Exactly 20 years after leading the Arizona baseball team to its last national championship as a team captain, Hale managed the Tucson Sidewinders to its third Pacific Coast League Championship on Friday.
Tucson swept the Round Rock Express in the title series, finishing off a 6-1 playoff run with a 6-3 win.
“”We just battled,”” Hale said in a press release. “”That’s been our theme all season. I think we led the league in come-from-behind victories.””
The Sidewinders, the Class-AAA affiliate of the Arizona Diamondbacks, not only won their first championship as Arizona’s affiliate but also made it to the playoffs for the first time as part of the Diamondbacks organization, setting a team record for victories.
Unlike in 1986, when Hale helped lead the same roster of players all year, he may have needed a game program to keep straight all the athletes he finished the year with.
His starting pitcher and shortstop in the clinching game, Ross Ohlendorf and Alberto Gonzalez, respectively, spent the entire year at Double-A Tennessee before being called up before the playoffs.
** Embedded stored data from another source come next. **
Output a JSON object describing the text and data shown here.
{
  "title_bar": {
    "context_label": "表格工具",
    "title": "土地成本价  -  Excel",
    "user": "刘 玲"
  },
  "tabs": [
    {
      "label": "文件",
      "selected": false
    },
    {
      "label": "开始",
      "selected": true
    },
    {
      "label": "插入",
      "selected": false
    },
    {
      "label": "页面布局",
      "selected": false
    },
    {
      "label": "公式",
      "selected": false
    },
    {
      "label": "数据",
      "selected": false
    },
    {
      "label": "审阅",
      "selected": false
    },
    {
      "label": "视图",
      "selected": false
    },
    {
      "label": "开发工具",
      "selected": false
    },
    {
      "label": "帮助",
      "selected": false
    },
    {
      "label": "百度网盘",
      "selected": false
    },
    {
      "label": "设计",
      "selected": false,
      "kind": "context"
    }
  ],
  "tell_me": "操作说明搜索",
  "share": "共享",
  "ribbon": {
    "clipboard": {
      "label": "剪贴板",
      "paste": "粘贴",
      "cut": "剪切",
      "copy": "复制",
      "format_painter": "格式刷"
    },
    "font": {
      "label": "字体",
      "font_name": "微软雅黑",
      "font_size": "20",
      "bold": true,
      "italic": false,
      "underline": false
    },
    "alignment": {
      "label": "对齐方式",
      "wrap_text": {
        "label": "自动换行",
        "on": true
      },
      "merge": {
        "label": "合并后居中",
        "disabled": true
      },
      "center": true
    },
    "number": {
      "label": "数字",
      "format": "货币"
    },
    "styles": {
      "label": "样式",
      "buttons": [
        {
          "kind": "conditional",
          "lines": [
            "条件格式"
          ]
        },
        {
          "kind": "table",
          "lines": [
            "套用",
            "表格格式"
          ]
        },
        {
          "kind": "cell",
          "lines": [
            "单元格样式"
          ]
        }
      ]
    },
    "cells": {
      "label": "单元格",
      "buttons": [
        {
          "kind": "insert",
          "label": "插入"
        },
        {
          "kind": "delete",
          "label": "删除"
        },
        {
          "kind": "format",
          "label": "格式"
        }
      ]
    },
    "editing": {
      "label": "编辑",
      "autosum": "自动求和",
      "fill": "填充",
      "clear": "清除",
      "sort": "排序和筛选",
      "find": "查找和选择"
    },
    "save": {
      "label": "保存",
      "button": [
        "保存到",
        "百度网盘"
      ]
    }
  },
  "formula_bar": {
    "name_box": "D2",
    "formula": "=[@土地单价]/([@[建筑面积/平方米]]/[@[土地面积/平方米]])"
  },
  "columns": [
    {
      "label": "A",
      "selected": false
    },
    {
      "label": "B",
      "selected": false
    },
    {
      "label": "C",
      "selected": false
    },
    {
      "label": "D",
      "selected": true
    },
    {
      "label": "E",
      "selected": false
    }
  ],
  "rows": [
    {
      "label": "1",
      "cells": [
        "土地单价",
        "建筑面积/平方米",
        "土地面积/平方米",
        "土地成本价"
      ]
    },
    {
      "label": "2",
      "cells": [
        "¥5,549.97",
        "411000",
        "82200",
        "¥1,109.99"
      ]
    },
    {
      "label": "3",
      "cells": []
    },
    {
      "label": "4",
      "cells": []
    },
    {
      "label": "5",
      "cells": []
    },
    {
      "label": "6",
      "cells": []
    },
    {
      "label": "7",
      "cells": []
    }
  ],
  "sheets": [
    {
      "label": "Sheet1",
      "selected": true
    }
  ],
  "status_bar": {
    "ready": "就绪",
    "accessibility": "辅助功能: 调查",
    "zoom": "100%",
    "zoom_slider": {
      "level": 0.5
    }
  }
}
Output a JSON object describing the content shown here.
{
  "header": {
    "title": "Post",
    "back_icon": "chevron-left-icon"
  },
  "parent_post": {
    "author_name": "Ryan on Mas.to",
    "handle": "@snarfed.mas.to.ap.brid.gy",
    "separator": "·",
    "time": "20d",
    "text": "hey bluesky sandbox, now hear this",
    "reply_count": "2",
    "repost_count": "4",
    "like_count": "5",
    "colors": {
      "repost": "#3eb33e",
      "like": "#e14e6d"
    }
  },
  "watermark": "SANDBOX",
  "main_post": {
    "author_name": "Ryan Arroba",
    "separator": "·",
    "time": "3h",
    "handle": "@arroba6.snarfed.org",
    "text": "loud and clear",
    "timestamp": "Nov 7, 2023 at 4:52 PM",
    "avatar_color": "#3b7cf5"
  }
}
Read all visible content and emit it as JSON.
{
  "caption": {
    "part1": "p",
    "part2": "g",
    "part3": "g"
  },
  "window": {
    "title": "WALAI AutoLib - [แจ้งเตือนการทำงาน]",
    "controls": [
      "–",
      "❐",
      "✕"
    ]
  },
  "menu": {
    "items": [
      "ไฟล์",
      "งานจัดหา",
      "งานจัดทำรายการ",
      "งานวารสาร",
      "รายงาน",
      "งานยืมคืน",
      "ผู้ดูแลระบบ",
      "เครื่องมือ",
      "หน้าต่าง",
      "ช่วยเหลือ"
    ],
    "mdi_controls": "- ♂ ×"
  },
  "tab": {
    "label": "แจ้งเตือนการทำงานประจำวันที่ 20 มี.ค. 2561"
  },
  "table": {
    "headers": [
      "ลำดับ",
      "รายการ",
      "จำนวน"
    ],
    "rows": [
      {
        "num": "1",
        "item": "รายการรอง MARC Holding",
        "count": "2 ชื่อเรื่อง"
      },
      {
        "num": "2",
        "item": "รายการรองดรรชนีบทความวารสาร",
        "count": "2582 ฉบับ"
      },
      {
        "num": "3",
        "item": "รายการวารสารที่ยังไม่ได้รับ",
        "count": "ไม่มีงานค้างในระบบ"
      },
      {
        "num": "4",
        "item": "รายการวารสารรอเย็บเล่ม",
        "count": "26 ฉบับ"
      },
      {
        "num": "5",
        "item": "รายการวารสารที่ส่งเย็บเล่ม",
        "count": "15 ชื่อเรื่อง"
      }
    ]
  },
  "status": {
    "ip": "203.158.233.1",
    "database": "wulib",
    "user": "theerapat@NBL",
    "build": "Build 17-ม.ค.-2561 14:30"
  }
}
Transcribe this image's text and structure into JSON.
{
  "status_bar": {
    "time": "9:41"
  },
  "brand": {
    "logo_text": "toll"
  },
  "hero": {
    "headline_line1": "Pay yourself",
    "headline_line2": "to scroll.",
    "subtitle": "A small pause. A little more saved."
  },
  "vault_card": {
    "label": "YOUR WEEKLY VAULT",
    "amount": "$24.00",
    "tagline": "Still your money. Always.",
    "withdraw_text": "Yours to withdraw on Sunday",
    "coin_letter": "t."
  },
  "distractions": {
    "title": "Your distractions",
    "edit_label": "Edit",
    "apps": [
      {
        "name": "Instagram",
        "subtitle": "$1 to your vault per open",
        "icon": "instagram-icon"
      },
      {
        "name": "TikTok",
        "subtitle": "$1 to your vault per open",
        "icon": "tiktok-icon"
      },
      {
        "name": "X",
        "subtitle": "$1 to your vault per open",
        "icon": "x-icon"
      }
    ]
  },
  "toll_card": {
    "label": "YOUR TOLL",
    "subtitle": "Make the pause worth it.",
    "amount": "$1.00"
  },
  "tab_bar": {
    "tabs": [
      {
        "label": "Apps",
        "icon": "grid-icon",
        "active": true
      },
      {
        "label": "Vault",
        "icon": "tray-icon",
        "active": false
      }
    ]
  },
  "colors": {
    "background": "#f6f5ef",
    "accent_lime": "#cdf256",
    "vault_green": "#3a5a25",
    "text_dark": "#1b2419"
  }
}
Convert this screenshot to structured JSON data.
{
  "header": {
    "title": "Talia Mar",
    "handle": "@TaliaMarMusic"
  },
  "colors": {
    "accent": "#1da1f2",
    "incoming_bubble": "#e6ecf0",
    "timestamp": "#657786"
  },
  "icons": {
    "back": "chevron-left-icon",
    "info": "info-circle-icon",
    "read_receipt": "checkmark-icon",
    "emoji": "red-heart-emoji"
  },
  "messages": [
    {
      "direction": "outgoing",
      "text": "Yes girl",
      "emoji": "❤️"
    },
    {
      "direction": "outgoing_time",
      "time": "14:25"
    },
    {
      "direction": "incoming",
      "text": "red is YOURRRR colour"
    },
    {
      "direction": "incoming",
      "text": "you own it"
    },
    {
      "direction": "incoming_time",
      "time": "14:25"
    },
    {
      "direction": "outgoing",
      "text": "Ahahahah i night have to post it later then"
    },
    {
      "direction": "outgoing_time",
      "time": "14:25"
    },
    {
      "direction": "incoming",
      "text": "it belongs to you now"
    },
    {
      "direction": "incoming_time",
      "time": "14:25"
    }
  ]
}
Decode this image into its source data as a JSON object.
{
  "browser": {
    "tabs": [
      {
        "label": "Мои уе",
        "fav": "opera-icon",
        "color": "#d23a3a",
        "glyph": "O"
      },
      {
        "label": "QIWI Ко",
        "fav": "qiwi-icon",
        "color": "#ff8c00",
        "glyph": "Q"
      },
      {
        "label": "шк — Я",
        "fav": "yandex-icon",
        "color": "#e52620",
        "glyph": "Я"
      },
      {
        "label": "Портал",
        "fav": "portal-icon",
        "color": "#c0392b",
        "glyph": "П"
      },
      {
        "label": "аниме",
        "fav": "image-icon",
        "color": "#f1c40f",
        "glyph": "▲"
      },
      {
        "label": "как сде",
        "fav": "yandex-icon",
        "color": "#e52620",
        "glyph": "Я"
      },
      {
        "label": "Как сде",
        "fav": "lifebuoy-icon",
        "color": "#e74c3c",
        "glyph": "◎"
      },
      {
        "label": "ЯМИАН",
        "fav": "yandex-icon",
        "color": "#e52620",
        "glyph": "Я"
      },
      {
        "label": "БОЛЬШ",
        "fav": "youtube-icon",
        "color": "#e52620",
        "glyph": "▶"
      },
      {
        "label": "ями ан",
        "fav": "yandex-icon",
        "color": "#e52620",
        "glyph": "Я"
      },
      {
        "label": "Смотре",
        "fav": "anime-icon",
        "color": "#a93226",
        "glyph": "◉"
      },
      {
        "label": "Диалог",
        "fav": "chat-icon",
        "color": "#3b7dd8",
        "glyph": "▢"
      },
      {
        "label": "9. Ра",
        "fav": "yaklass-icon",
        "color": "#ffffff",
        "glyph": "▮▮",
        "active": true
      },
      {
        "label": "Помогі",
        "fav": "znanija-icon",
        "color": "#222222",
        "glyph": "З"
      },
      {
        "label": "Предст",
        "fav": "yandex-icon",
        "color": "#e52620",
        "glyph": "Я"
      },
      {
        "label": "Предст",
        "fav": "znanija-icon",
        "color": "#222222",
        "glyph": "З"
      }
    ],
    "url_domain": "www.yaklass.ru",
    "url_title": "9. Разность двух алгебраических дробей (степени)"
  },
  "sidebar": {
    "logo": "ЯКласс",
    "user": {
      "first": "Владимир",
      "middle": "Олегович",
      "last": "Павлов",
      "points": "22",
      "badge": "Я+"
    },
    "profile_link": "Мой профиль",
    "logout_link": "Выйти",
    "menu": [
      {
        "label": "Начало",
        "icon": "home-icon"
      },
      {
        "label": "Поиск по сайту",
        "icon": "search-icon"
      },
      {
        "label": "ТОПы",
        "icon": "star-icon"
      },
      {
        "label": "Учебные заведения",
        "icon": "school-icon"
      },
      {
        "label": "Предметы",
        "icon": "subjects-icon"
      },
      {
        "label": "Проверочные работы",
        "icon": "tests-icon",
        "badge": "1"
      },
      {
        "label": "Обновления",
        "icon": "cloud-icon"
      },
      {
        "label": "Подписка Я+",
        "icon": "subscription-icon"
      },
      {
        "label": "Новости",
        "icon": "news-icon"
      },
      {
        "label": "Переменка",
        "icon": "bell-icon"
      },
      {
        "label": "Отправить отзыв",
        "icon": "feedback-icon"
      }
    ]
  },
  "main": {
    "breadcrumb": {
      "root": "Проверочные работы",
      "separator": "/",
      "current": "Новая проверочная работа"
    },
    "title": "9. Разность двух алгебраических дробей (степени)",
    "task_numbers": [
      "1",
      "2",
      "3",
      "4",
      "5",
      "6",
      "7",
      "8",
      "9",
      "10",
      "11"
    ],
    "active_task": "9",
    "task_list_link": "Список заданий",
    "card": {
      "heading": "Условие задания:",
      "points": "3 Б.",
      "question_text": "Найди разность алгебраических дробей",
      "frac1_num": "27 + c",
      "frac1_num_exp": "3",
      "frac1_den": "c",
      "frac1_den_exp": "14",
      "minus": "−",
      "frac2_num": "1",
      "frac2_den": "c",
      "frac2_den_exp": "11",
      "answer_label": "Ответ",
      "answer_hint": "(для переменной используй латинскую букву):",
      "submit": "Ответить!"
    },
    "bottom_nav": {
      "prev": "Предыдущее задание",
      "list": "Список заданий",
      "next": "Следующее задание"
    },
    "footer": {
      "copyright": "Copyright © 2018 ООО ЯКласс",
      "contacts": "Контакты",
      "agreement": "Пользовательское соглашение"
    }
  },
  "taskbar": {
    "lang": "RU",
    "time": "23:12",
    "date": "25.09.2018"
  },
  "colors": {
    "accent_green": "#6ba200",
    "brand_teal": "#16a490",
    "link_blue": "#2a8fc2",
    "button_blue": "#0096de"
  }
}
That may have come as little surprise to Hale. Earlier in the year, he said that opposing managers often can’t recognize many players on the opposing teams, as September call-ups in Major League Baseball often do a number on Triple-A lineups.
The concept held true with Tucson, where a loaded lineup of top prospects Stephen Drew, Carlos Quentin and Chris Young was featured for most of the year.
Drew was the first to be called up, in July, followed shortly by Quentin and eventually by Young. All three are in line to be full-time starters next season.
“”We played with so many different players this season,”” Hale said. “”I think we won 97 games while promoting guys like Chris Young, Carlos Quentin, Stephen Drew, Miguel Montero. When those guys go out there and help the big league team win, it feels great. For us, this is the culmination of a very, very long season.””
Before hanging up their cleats and calling it a summer, Tucson will play the International League champion tomorrow in the Bricktown Showdown at 4 p.m. in Oklahoma City.
But that’s more of an exhibition. The heavy lifting has been done.
Hale has accomplished one of the most difficult coaching feats in professional sports: winning a championship with a roster constantly in flux and gutted of its top players before the stretch run.